The 24th Brigade, which Washington cut off from US aid and training in
October 1999 on suspicion of abuses, coordinated operations with right-wing
death squads fighting leftist rebels in Colombia's 37-year-old war, the
report said.

"We have found solid, compelling evidence that shows that antinarcotics
battalions that were created and trained by the US government have been
relying on logistic support and intelligence sharing with the 24th Brigade
in Putumayo," said Jose Vivanco, the group's executive director for the
Americas.

"The 24th Brigade has been excluded from US assistance precisely because of
their poor human rights record and close links to paramilitary
organizations," Vivanco said at a news conference in Bogota.
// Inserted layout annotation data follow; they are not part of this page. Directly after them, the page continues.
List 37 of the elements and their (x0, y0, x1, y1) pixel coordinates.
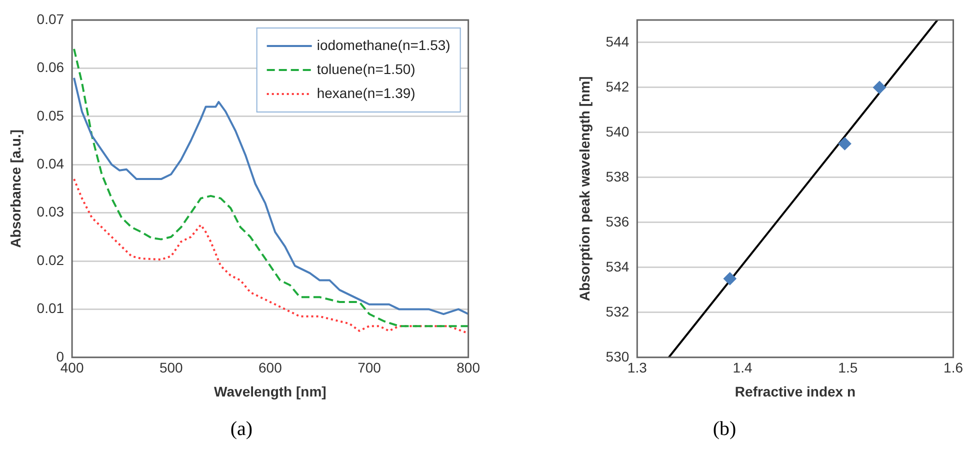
y-tick-label: 544 (606, 33, 630, 50)
legend-label: hexane(n=1.39) (316, 84, 416, 101)
y-tick-label: 540 (606, 123, 630, 140)
x-tick-label: 1.6 (944, 360, 964, 376)
x-axis-title: Wavelength [nm] (214, 383, 326, 400)
y-tick-label: 0.03 (36, 204, 64, 220)
x-axis-title: Refractive index n (734, 383, 856, 400)
y-tick-label: 0.05 (36, 107, 64, 124)
y-tick-label: 0.04 (36, 155, 64, 172)
y-axis-title: Absorption peak wavelength [nm] (576, 76, 592, 302)
x-tick-label: 500 (159, 360, 184, 376)
y-axis-title: Absorbance [a.u.] (7, 130, 24, 248)
point (723, 272, 736, 286)
y-tick-label: 534 (606, 258, 630, 274)
legend-label: iodomethane(n=1.53) (316, 36, 450, 53)
x-tick-label: 700 (358, 360, 382, 376)
y-tick-label: 532 (606, 303, 630, 320)
line-series (73, 178, 468, 334)
y-tick-label: 0.07 (36, 10, 64, 27)
text: (a) (229, 418, 254, 441)
y-tick-label: 0.01 (36, 300, 64, 316)
y-tick-label: 0 (56, 348, 64, 364)
x-tick-label: 1.5 (838, 360, 858, 376)
y-tick-label: 542 (606, 78, 630, 94)
x-tick-label: 600 (258, 360, 282, 376)
text: (b) (712, 418, 738, 441)
y-tick-label: 530 (606, 348, 630, 364)
legend-label: toluene(n=1.50) (316, 60, 416, 77)
x-tick-label: 1.4 (732, 360, 752, 376)
point (873, 80, 886, 94)
y-tick-label: 536 (606, 213, 630, 230)
y-tick-label: 0.06 (36, 59, 64, 76)
y-tick-label: 538 (606, 168, 630, 184)
x-tick-label: 800 (456, 360, 480, 376)
point (838, 137, 852, 150)
y-tick-label: 0.02 (36, 252, 64, 268)
x-tick-label: 1.3 (627, 360, 648, 376)
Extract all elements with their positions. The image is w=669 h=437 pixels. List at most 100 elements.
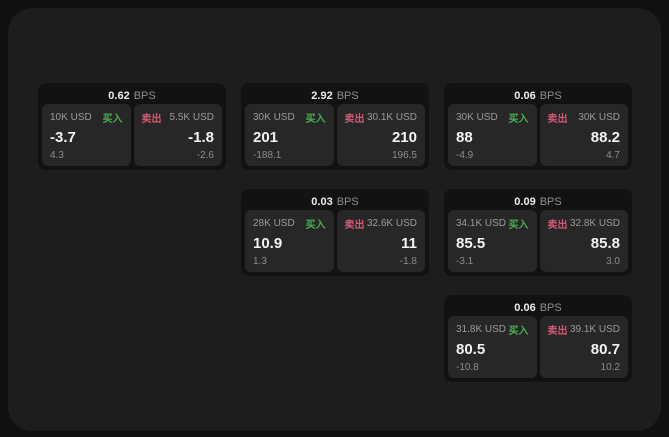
buy-delta: -10.8 [456, 362, 479, 373]
sell-label: 卖出 [547, 326, 568, 337]
bps-header: 0.62 BPS [42, 87, 222, 104]
quotes-grid: 0.62 BPS 10K USD 买入 -3.7 4.3 卖出 5.5K USD [38, 83, 632, 382]
sell-tile[interactable]: 卖出 32.8K USD 85.8 3.0 [539, 210, 628, 272]
main-panel: 0.62 BPS 10K USD 买入 -3.7 4.3 卖出 5.5K USD [8, 8, 661, 431]
bps-header: 0.03 BPS [245, 193, 425, 210]
bps-unit: BPS [336, 195, 359, 208]
quote-card: 0.09 BPS 34.1K USD 买入 85.5 -3.1 卖出 32.8K… [444, 189, 632, 276]
buy-top-row: 31.8K USD 买入 [456, 322, 529, 337]
buy-delta: 1.3 [253, 256, 267, 267]
sell-price: 11 [401, 235, 417, 252]
sell-top-row: 卖出 32.6K USD [345, 216, 418, 231]
sell-price: 210 [391, 129, 417, 146]
buy-price: 80.5 [456, 341, 486, 358]
buy-top-row: 34.1K USD 买入 [456, 216, 529, 231]
quote-card: 0.06 BPS 31.8K USD 买入 80.5 -10.8 卖出 39.1… [444, 295, 632, 382]
buy-amount: 30K USD [456, 112, 498, 123]
buy-amount: 10K USD [50, 112, 92, 123]
sell-top-row: 卖出 5.5K USD [142, 110, 215, 125]
sell-delta: 196.5 [391, 150, 417, 161]
sell-label: 卖出 [141, 114, 162, 125]
sell-top-row: 卖出 30K USD [548, 110, 621, 125]
sell-label: 卖出 [344, 114, 365, 125]
sell-price: 80.7 [590, 341, 620, 358]
buy-label: 买入 [508, 326, 529, 337]
buy-tile[interactable]: 30K USD 买入 201 -188.1 [245, 104, 334, 166]
buy-label: 买入 [102, 114, 123, 125]
buy-tile[interactable]: 30K USD 买入 88 -4.9 [448, 104, 537, 166]
sell-amount: 30K USD [578, 112, 620, 123]
sell-top-row: 卖出 30.1K USD [345, 110, 418, 125]
card-body: 30K USD 买入 201 -188.1 卖出 30.1K USD 210 1… [245, 104, 425, 166]
buy-top-row: 28K USD 买入 [253, 216, 326, 231]
card-body: 10K USD 买入 -3.7 4.3 卖出 5.5K USD -1.8 -2.… [42, 104, 222, 166]
sell-label: 卖出 [344, 220, 365, 231]
buy-price: -3.7 [50, 129, 76, 146]
bps-value: 0.09 [514, 195, 536, 208]
sell-amount: 32.6K USD [366, 218, 417, 229]
sell-price: 88.2 [590, 129, 620, 146]
sell-delta: 4.7 [606, 150, 620, 161]
sell-delta: -2.6 [196, 150, 214, 161]
bps-value: 0.62 [108, 89, 130, 102]
quote-card: 0.06 BPS 30K USD 买入 88 -4.9 卖出 30K USD [444, 83, 632, 170]
bps-value: 0.06 [514, 89, 536, 102]
sell-label: 卖出 [547, 114, 568, 125]
sell-delta: 10.2 [600, 362, 620, 373]
quote-card: 0.62 BPS 10K USD 买入 -3.7 4.3 卖出 5.5K USD [38, 83, 226, 170]
buy-amount: 31.8K USD [456, 324, 507, 335]
buy-amount: 34.1K USD [456, 218, 507, 229]
buy-delta: -188.1 [253, 150, 282, 161]
sell-tile[interactable]: 卖出 30K USD 88.2 4.7 [539, 104, 628, 166]
buy-delta: -3.1 [456, 256, 474, 267]
bps-value: 0.06 [514, 301, 536, 314]
sell-amount: 32.8K USD [569, 218, 620, 229]
bps-value: 0.03 [311, 195, 333, 208]
buy-amount: 30K USD [253, 112, 295, 123]
buy-price: 10.9 [253, 235, 283, 252]
sell-tile[interactable]: 卖出 5.5K USD -1.8 -2.6 [133, 104, 222, 166]
bps-header: 0.06 BPS [448, 299, 628, 316]
sell-top-row: 卖出 39.1K USD [548, 322, 621, 337]
sell-tile[interactable]: 卖出 30.1K USD 210 196.5 [336, 104, 425, 166]
quote-card: 0.03 BPS 28K USD 买入 10.9 1.3 卖出 32.6K US… [241, 189, 429, 276]
buy-top-row: 30K USD 买入 [253, 110, 326, 125]
card-body: 30K USD 买入 88 -4.9 卖出 30K USD 88.2 4.7 [448, 104, 628, 166]
buy-label: 买入 [508, 220, 529, 231]
bps-header: 2.92 BPS [245, 87, 425, 104]
bps-unit: BPS [539, 89, 562, 102]
buy-top-row: 30K USD 买入 [456, 110, 529, 125]
buy-label: 买入 [508, 114, 529, 125]
sell-amount: 39.1K USD [569, 324, 620, 335]
sell-delta: 3.0 [606, 256, 620, 267]
sell-tile[interactable]: 卖出 39.1K USD 80.7 10.2 [539, 316, 628, 378]
buy-delta: -4.9 [456, 150, 474, 161]
buy-tile[interactable]: 10K USD 买入 -3.7 4.3 [42, 104, 131, 166]
buy-amount: 28K USD [253, 218, 295, 229]
bps-unit: BPS [133, 89, 156, 102]
bps-header: 0.09 BPS [448, 193, 628, 210]
card-body: 34.1K USD 买入 85.5 -3.1 卖出 32.8K USD 85.8… [448, 210, 628, 272]
bps-unit: BPS [336, 89, 359, 102]
buy-label: 买入 [305, 220, 326, 231]
sell-label: 卖出 [547, 220, 568, 231]
buy-tile[interactable]: 34.1K USD 买入 85.5 -3.1 [448, 210, 537, 272]
buy-delta: 4.3 [50, 150, 64, 161]
sell-amount: 5.5K USD [169, 112, 214, 123]
bps-unit: BPS [539, 195, 562, 208]
buy-price: 201 [253, 129, 279, 146]
sell-price: 85.8 [590, 235, 620, 252]
bps-value: 2.92 [311, 89, 333, 102]
sell-tile[interactable]: 卖出 32.6K USD 11 -1.8 [336, 210, 425, 272]
sell-delta: -1.8 [399, 256, 417, 267]
buy-tile[interactable]: 31.8K USD 买入 80.5 -10.8 [448, 316, 537, 378]
buy-tile[interactable]: 28K USD 买入 10.9 1.3 [245, 210, 334, 272]
bps-unit: BPS [539, 301, 562, 314]
card-body: 31.8K USD 买入 80.5 -10.8 卖出 39.1K USD 80.… [448, 316, 628, 378]
bps-header: 0.06 BPS [448, 87, 628, 104]
buy-price: 85.5 [456, 235, 486, 252]
card-body: 28K USD 买入 10.9 1.3 卖出 32.6K USD 11 -1.8 [245, 210, 425, 272]
buy-top-row: 10K USD 买入 [50, 110, 123, 125]
sell-top-row: 卖出 32.8K USD [548, 216, 621, 231]
buy-price: 88 [456, 129, 473, 146]
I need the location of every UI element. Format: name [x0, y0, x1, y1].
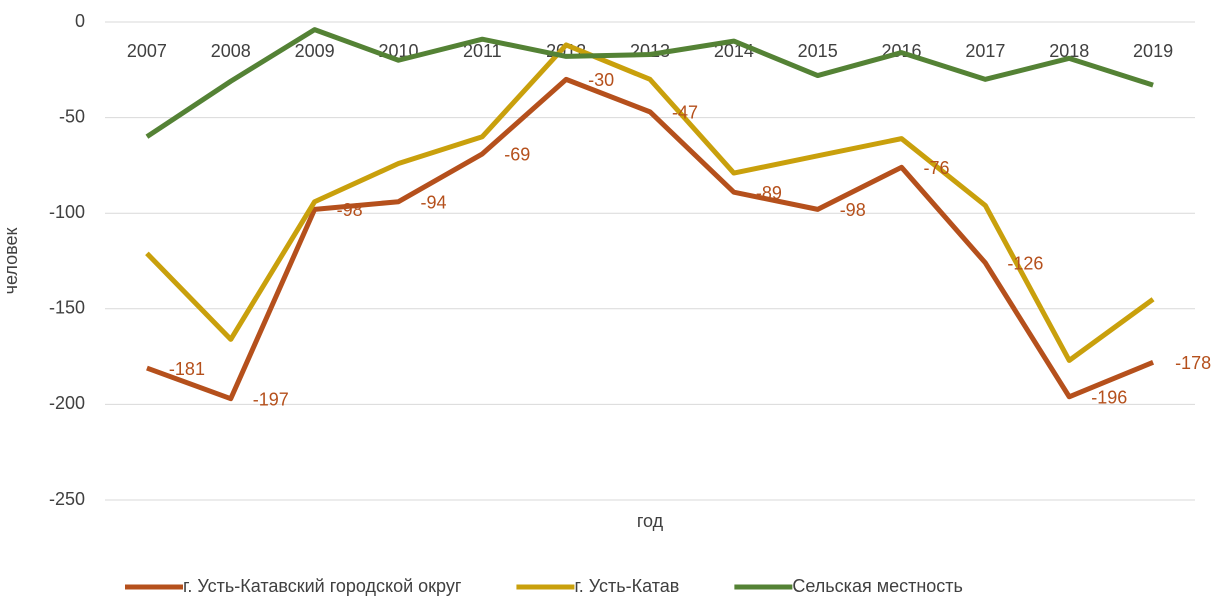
data-label: -98: [337, 200, 363, 220]
x-tick-label: 2009: [295, 41, 335, 61]
data-label: -98: [840, 200, 866, 220]
data-label: -76: [924, 158, 950, 178]
data-label: -69: [504, 145, 530, 165]
y-tick-label: 0: [75, 11, 85, 31]
series-line: [145, 27, 1154, 139]
data-label: -94: [420, 192, 446, 212]
data-label: -30: [588, 70, 614, 90]
data-label: -196: [1091, 388, 1127, 408]
data-label: -181: [169, 359, 205, 379]
y-tick-label: -150: [49, 298, 85, 318]
y-tick-label: -250: [49, 489, 85, 509]
y-tick-label: -200: [49, 393, 85, 413]
legend-label: г. Усть-Катавский городской округ: [183, 576, 462, 596]
x-tick-label: 2015: [798, 41, 838, 61]
legend-label: г. Усть-Катав: [574, 576, 679, 596]
y-tick-label: -100: [49, 202, 85, 222]
data-label: -197: [253, 389, 289, 409]
data-label: -126: [1007, 254, 1043, 274]
data-label: -47: [672, 103, 698, 123]
x-tick-label: 2019: [1133, 41, 1173, 61]
x-tick-label: 2011: [463, 41, 502, 61]
data-label: -178: [1175, 353, 1211, 373]
series-line: [145, 42, 1155, 363]
x-tick-label: 2008: [211, 41, 251, 61]
data-label: -89: [756, 183, 782, 203]
y-axis-title: человек: [1, 228, 21, 295]
x-tick-label: 2018: [1049, 41, 1089, 61]
series-line: [146, 76, 1155, 402]
legend-label: Сельская местность: [792, 576, 963, 596]
y-tick-label: -50: [59, 106, 85, 126]
x-tick-label: 2017: [965, 41, 1005, 61]
x-tick-label: 2007: [127, 41, 167, 61]
x-axis-title: год: [637, 511, 664, 531]
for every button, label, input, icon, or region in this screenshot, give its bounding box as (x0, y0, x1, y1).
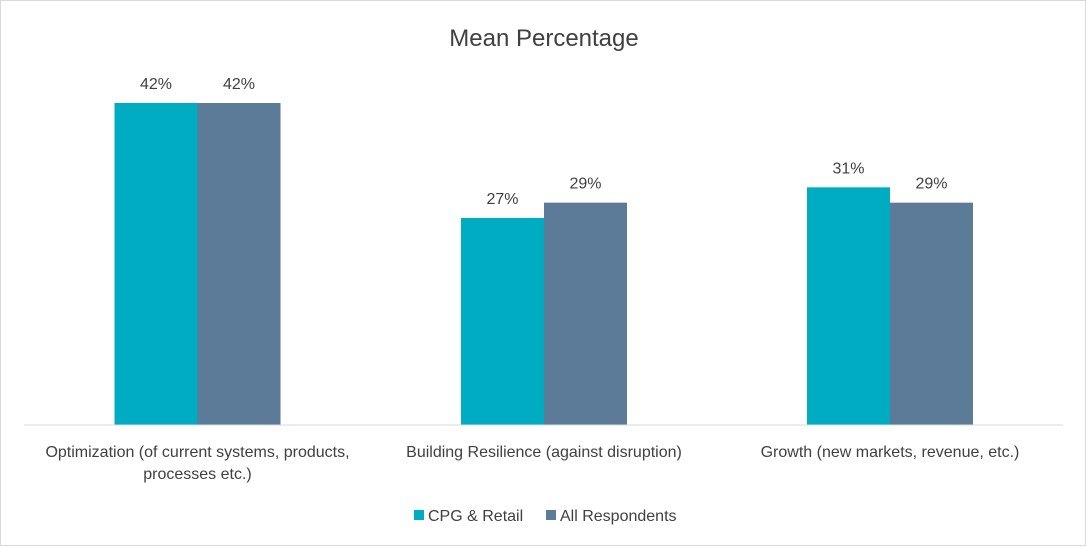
legend-label-all-respondents: All Respondents (560, 508, 677, 525)
legend-swatch-all-respondents (546, 510, 556, 520)
legend-swatch-cpg-retail (414, 510, 424, 520)
data-label-all-respondents-2: 29% (569, 176, 601, 193)
legend: CPG & Retail All Respondents (414, 508, 677, 525)
chart-title: Mean Percentage (449, 25, 638, 52)
data-labels-group: 42% 42% 27% 29% 31% 29% (140, 76, 948, 208)
data-label-all-respondents-1: 42% (223, 76, 255, 93)
bar-all-respondents-1 (197, 103, 281, 425)
data-label-cpg-retail-1: 42% (140, 76, 172, 93)
category-label-1-line-2: processes etc.) (143, 466, 251, 483)
data-label-all-respondents-3: 29% (915, 176, 947, 193)
data-label-cpg-retail-3: 31% (832, 160, 864, 177)
category-label-2-line-1: Building Resilience (against disruption) (406, 444, 682, 461)
category-label-3-line-1: Growth (new markets, revenue, etc.) (761, 444, 1020, 461)
category-labels-group: Optimization (of current systems, produc… (45, 444, 1019, 483)
bar-all-respondents-2 (544, 202, 627, 425)
bars-group (114, 103, 973, 425)
bar-all-respondents-3 (890, 202, 973, 425)
category-label-1-line-1: Optimization (of current systems, produc… (45, 444, 349, 461)
bar-cpg-retail-1 (114, 103, 198, 425)
legend-label-cpg-retail: CPG & Retail (428, 508, 523, 525)
bar-cpg-retail-2 (461, 218, 544, 425)
bar-cpg-retail-3 (807, 187, 890, 425)
data-label-cpg-retail-2: 27% (486, 191, 518, 208)
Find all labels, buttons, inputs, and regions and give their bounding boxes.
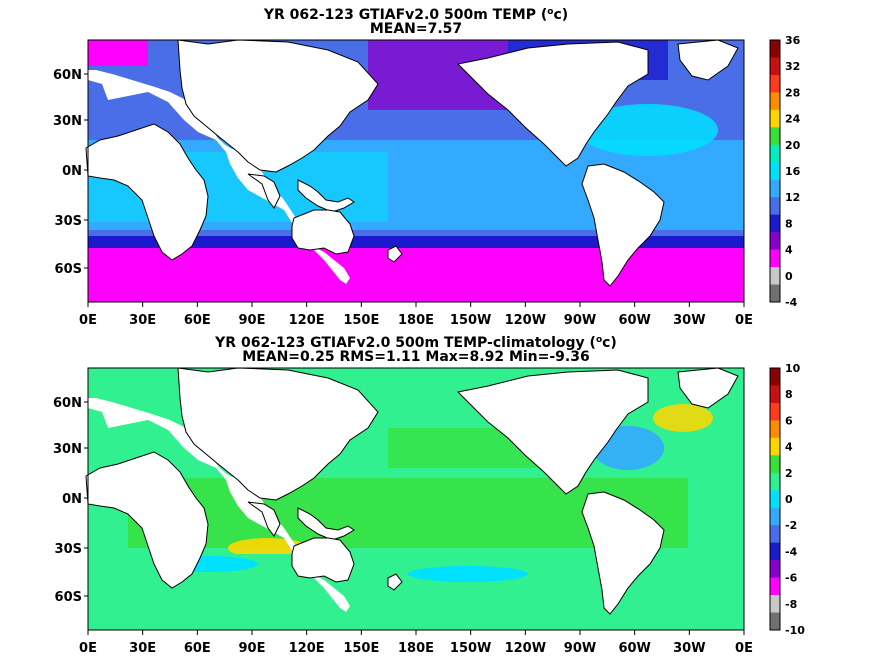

Citing evidence collected in 1999 and 2000, the Human Rights Watch report
accused some 24th Brigade officers of receiving regular payments from the
militia, the United Self Defense Forces of Colombia, in return for their
cooperation.

It said the Brigade "regularly coordinated actions with paramilitaries and
allowed them to operate openly, and even establish one of their principal
bases within a short walk of an army installation."

The "close alliance," the report added, resulted in "extrajudicial
executions, forced disappearances, and death threats."

On Sept. 10, one day before the attacks on the World Trade Center and the
Pentagon, the United States put the United Self Defense Forces of Colombia
- - known by its Spanish initials AUC - on a list of "terrorist organizations."

The 8,000-member AUC - a vigilante force that targets suspected leftist
collaborators - is blamed for some of the worst atrocities in a war that
has killed 40,000 people, mostly civilians, in the last decade.

The United States is spending nearly $1 billion to help Colombian President
Andres Pastrana's anticocaine offensive.

Washington has trained and equipped an elite 3,000-member Colombian
antidrug force to curb an annual flow of hundreds of tons of cocaine out of
the Andean nation, which is by far the world's biggest producer of the drug.

Human Rights Watch said the sharing of facilities and intelligence by the
antidrug battalions and the 24th Brigade was a "subversion" of the 1996
Leahy Provision, which bans the United States from providing assistance to
foreign security forces accused of human rights violations.

Vivanco called on Washington to conduct a careful and full investigation
into the matter and to make sure that all US military aid to Colombia is
"subject to strict conditions" of respect for human rights.